Love, I do love her but not in the romantic sense. She will be my life partner and it would be horrible if I hated her... it's complicated, or I'm making it so. I'll talk with her today about it. Hope something in this log helps you and yes I will keep it up.


first off, i dont think you should count hours. We cant have you moping around when shes no doing backflips at 60 hours. Also >i cant fall in love with my tulpa.

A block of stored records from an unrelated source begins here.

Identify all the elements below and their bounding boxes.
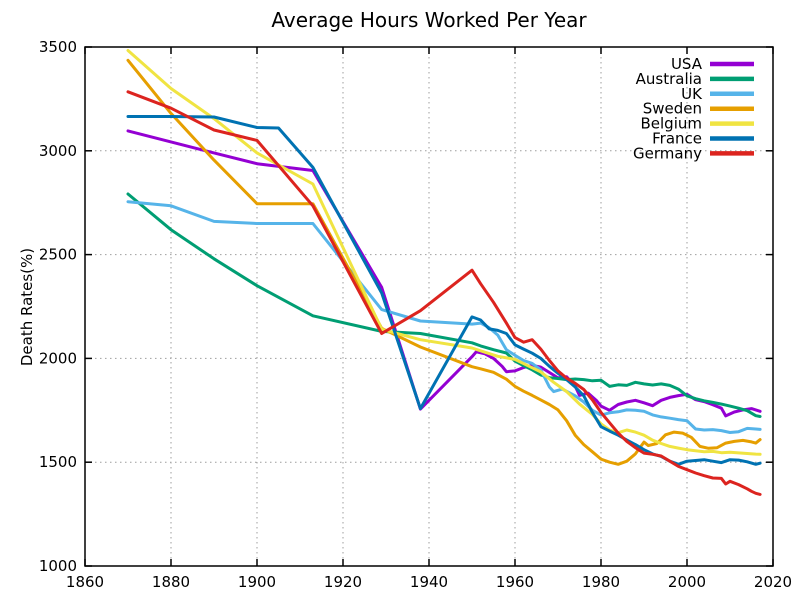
y-tick-label: 3500 [39, 38, 77, 56]
legend-label-france: France [652, 130, 702, 148]
x-tick-label: 1900 [238, 573, 276, 591]
legend-label-germany: Germany [633, 144, 702, 162]
legend-label-belgium: Belgium [641, 115, 703, 133]
x-tick-label: 1920 [324, 573, 362, 591]
series-line-sweden [126, 58, 762, 466]
legend-label-usa: USA [671, 55, 703, 73]
x-tick-label: 1860 [66, 573, 104, 591]
series-line-usa [126, 129, 762, 418]
x-tick-label: 1960 [496, 573, 534, 591]
series-line-germany [126, 90, 762, 496]
x-tick-label: 2020 [754, 573, 792, 591]
legend-label-australia: Australia [636, 70, 702, 88]
series-line-france [126, 115, 762, 466]
y-tick-label: 2000 [39, 349, 77, 367]
y-tick-label: 3000 [39, 142, 77, 160]
legend-label-uk: UK [681, 85, 703, 103]
x-tick-label: 1880 [152, 573, 190, 591]
x-tick-label: 1940 [410, 573, 448, 591]
chart-title: Average Hours Worked Per Year [271, 8, 587, 32]
series-line-australia [126, 192, 762, 418]
y-tick-label: 2500 [39, 246, 77, 264]
y-tick-label: 1500 [39, 453, 77, 471]
y-tick-label: 1000 [39, 557, 77, 575]
x-tick-label: 1980 [582, 573, 620, 591]
x-tick-label: 2000 [668, 573, 706, 591]
legend-label-sweden: Sweden [643, 100, 702, 118]
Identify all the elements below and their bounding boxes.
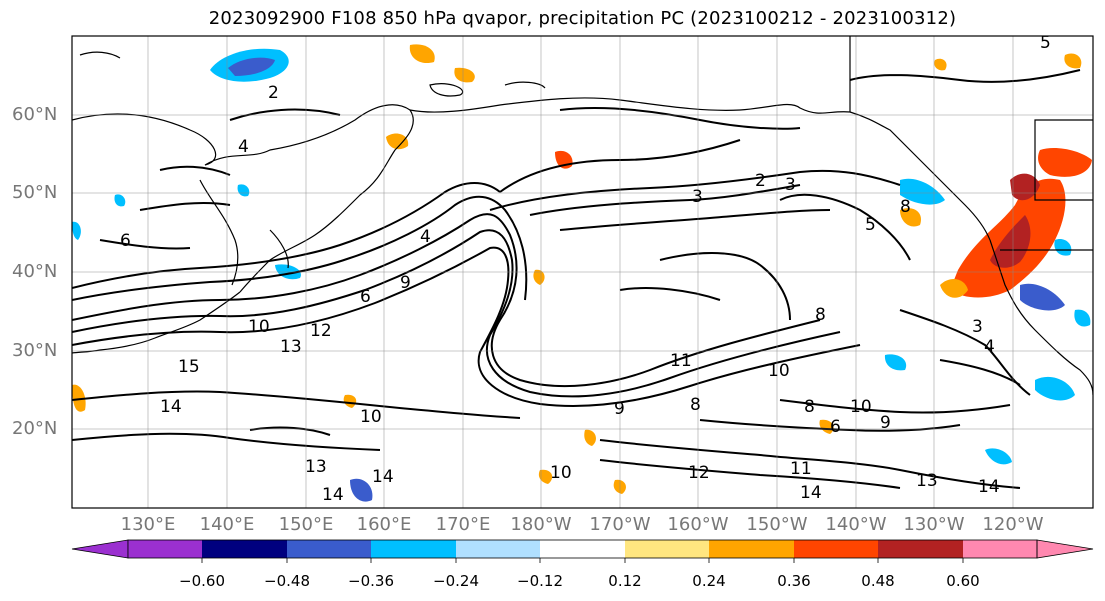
precip-negative-shading [72, 48, 1091, 502]
contour-label: 4 [238, 137, 249, 157]
colorbar-tick-label: −0.48 [264, 572, 310, 590]
colorbar-tick-label: −0.24 [433, 572, 479, 590]
colorbar-bin [794, 540, 878, 558]
lon-label: 140°E [199, 514, 255, 535]
contour-labels: 2 4 3 2 3 5 8 6 4 6 9 10 12 13 15 14 10 … [120, 33, 1051, 505]
colorbar-bin [709, 540, 794, 558]
lon-label: 140°W [825, 514, 887, 535]
contour-label: 14 [160, 397, 182, 417]
contour-label: 14 [372, 467, 394, 487]
colorbar-bin [963, 540, 1037, 558]
colorbar-tick-label: 0.24 [692, 572, 726, 590]
contour-label: 3 [972, 317, 983, 337]
colorbar-bin [287, 540, 371, 558]
lat-label: 40°N [12, 261, 58, 282]
contour-label: 10 [248, 317, 270, 337]
lon-label: 160°W [667, 514, 729, 535]
lon-label: 170°W [589, 514, 651, 535]
colorbar [71, 539, 1094, 563]
contour-label: 4 [984, 337, 995, 357]
contour-label: 5 [1040, 33, 1051, 53]
contour-label: 11 [790, 459, 812, 479]
colorbar-tick-label: −0.12 [517, 572, 563, 590]
coastlines [72, 36, 1093, 396]
contour-label: 13 [305, 457, 327, 477]
contour-label: 3 [785, 175, 796, 195]
contour-label: 13 [916, 471, 938, 491]
contour-label: 12 [310, 321, 332, 341]
contour-label: 11 [670, 351, 692, 371]
contour-label: 8 [804, 397, 815, 417]
map-title: 2023092900 F108 850 hPa qvapor, precipit… [208, 8, 957, 29]
lon-label: 150°E [278, 514, 334, 535]
contour-label: 14 [978, 477, 1000, 497]
colorbar-tick-label: −0.60 [179, 572, 225, 590]
colorbar-tick-label: 0.60 [946, 572, 980, 590]
contour-label: 9 [880, 413, 891, 433]
contour-label: 12 [688, 463, 710, 483]
contour-label: 10 [850, 397, 872, 417]
lat-label: 30°N [12, 340, 58, 361]
colorbar-bin [128, 540, 202, 558]
contour-label: 2 [268, 83, 279, 103]
contour-label: 2 [755, 171, 766, 191]
colorbar-tick-label: 0.36 [777, 572, 811, 590]
contour-label: 8 [690, 395, 701, 415]
colorbar-tick-label: −0.36 [348, 572, 394, 590]
contour-label: 13 [280, 337, 302, 357]
lat-label: 60°N [12, 104, 58, 125]
contour-label: 6 [120, 231, 131, 251]
colorbar-bin [540, 540, 625, 558]
lon-label: 160°E [356, 514, 412, 535]
contour-label: 9 [614, 399, 625, 419]
lat-label: 50°N [12, 182, 58, 203]
contour-label: 5 [865, 215, 876, 235]
qvapor-contours [72, 69, 1081, 489]
contour-label: 4 [420, 227, 431, 247]
contour-label: 3 [692, 187, 703, 207]
contour-label: 9 [400, 273, 411, 293]
lon-label: 120°W [982, 514, 1044, 535]
colorbar-bin [202, 540, 287, 558]
contour-label: 10 [768, 361, 790, 381]
contour-label: 10 [550, 463, 572, 483]
colorbar-tick-label: 0.12 [608, 572, 642, 590]
colorbar-bin [371, 540, 456, 558]
lon-label: 130°W [903, 514, 965, 535]
contour-label: 10 [360, 407, 382, 427]
colorbar-bin [878, 540, 963, 558]
colorbar-extend-min [71, 539, 129, 559]
colorbar-bin [456, 540, 540, 558]
contour-label: 15 [178, 357, 200, 377]
lon-label: 130°E [120, 514, 176, 535]
contour-label: 14 [800, 483, 822, 503]
contour-label: 8 [815, 305, 826, 325]
colorbar-extend-max [1036, 539, 1094, 559]
lon-label: 180°W [510, 514, 572, 535]
lon-label: 170°E [435, 514, 491, 535]
precip-positive-shading [72, 44, 1092, 494]
contour-label: 6 [360, 287, 371, 307]
lat-label: 20°N [12, 418, 58, 439]
map-frame [71, 35, 1094, 509]
contour-label: 6 [830, 417, 841, 437]
contour-label: 8 [900, 197, 911, 217]
graticule [72, 36, 1093, 508]
colorbar-bin [625, 540, 709, 558]
lon-label: 150°W [746, 514, 808, 535]
contour-label: 14 [322, 485, 344, 505]
colorbar-tick-label: 0.48 [861, 572, 895, 590]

PFFFFFFFFT ready that anus because she will fall in love with you like it or not. jesus i can already see myself trying to cheer your tulpa up because its just impossible for someone to have a romantic relationship with their "imaginary" friend.

 

Well, I have a clock in my room so when I'm done I just look at it, otherwise I'm unable to keep time. Also, every tulpa grows at his/her own pace so you won't see me moping. Normally when I finish forcing this happens: "What time is... what? I did it for how many hours?"

 

She's not imaginary, I trust she's real and I believe in her existance. The problem is that if I fall in love with her I may unconsciously puppeteer her, I don't want to do that, I want to give her a choice yet how do I know she really has it? I'll talk to her about it.

 

Edit: 9/23/12

 

That there in itallics is the dumbest thing I've ever said in my lifetime.

(:

She's not imaginary, I trust she's real and I believe in her existance

 

That's one of the most powerful things right there. Belief in their existence will make them exist faster. I wrote a sort of essay thing on it recently about how sentient thoughtforms believe that they are alive. Well, for them to believe that they are alive, either you consciously, or subconsciously believe that they are alive. The paradox in this is that to make a Tulpa one has to be aware that it's a hallucination and they created it. It's a little trippy and you will find yourself going in circles.

 

I no longer believe, "I think therefore I am." I believe, "I FEEL therefore I am." I have received emotional responses from my Tulpa therefore I think she's alive.

 

 

The whole falling in love thing is a really touchy subject and I have been thinking about why Tulpa tend to fall in love with their creator a lot recently. Not all do. I think that it has a part to do with the subconscious interfering with the creation process.

 

 

Thing brings me to a serious question I have for you Steel... Why did you decide to create a Tulpa?

Luna

Female

Just gave up some hours at work. I need to have some relaxing time, and she needs the tulpaforcing.

 

Thing brings me to a serious question I have for you Steel... Why did you decide to create a Tulpa?

 

To have a friend with whom I could speak with. I have many friends but I can't speak with them about the things I've told Emily. I like my friends and I'm happy to be with them, but Emily is different. She lit up my existance and I poured my soul to her, all my insecurities I never show, sadness, my fears, my happiness too and my joy. I used to think my sadness was mine alone to carry, but she helped me.

 

That's why. She helped me take off my mask of fake happiness and smile for a change.

(:

> The problem is that if I fall in love with her I may unconsciously puppeteer her, I don't want to do that, I want to give her a choice yet how do I know she really has it? I'll talk to her about it.

that is the silliest excuse i have ever heard. please get into IRC so i can lecture you.